D. ECTISP is unable to provide the service by reason of any law, rule, regulation, or municipal, state or federal authority, including but not limited to, any regulatory authority having jurisdiction.
E. If, for any reason, ECTISP deems it necessary, and in the best interest of ECTISP, that the user be removed from the service immediately.

7. Rights and Obligations of ECTISP; Disclaimer of Warranties.
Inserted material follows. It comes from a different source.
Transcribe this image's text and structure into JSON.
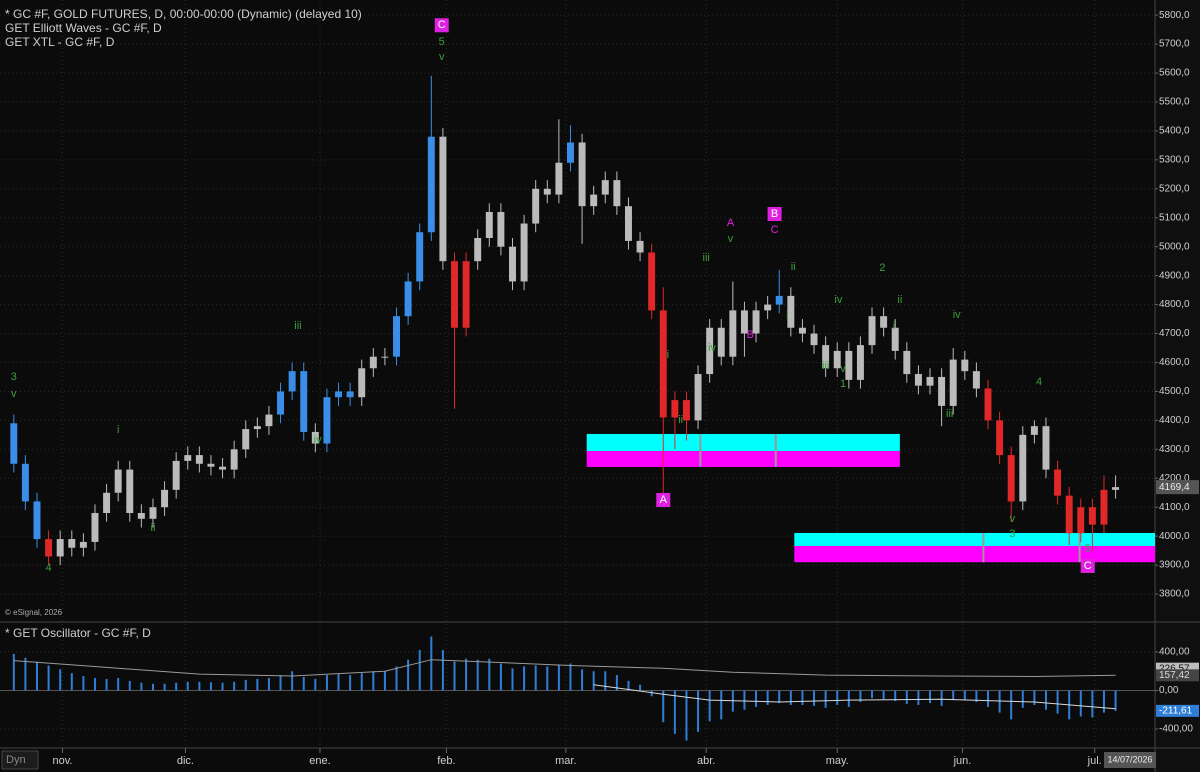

A. ECTISP shall be obligated only for the Operation and Maintenance (as defined above) of the Services. Customer shall be responsible for maintaining and managing its own network and routers that interface with the Service. ECTISP shall not be responsible for cabling that connects equipment not provided by ECTISP to ECTISP equipment or to the Service. Any interruption in the Service that is caused by the malfunction or interruption of any physical telecommunications media or facility (including but not limited to, cables and fiber optic lines) not under direct or indirect control of ECTISP or by any malfunction or manufacturer's defects of equipment either sold by ECTISP to the Customer or purchased by the Customer in connection with the Service will not be deemed a breach of ECTISP's obligation under this agreement. The foregoing states the Customers sole remedy for service interruption under the Agreement, and in no event shall ECTISP be liable for harm on business, lost revenues, lost savings, or lost profits suffered by Customer, regardless of the action, including without limitation, negligence of any kind, whether active or passive.
B. Customer understands that Customer and Customer's authorized users may access the Internet through the Service. Customer understands further that, except for certain products and services specifically identified as being offered by ECTISP, neither ECTISP nor any of its affiliates operates or controls the Internet in any way. Customer assumes total responsibility and risk for Customer's use and Customer's authorized user's use of the Service and the Internet. Neither ECTISP, its agents or affiliates make any express or implied warranties, representations or endorsements whatsoever.
C. Customer understands that ECTISP is not responsible for maintaining customer's equipment configured to use the Universe Broadband service. That there will be a fee of $65.00 per hour with a one hour minimum to reset your equipment for access to the Service after initial setup.

8. Services Exhibit *Choose one of the following service types:

Service Type:

Installation:

I verify I am at least 18 years of age, have read this contract, and selected the product that is to be ordered.

Equipment and Services will be billed to your Credit Card monthly.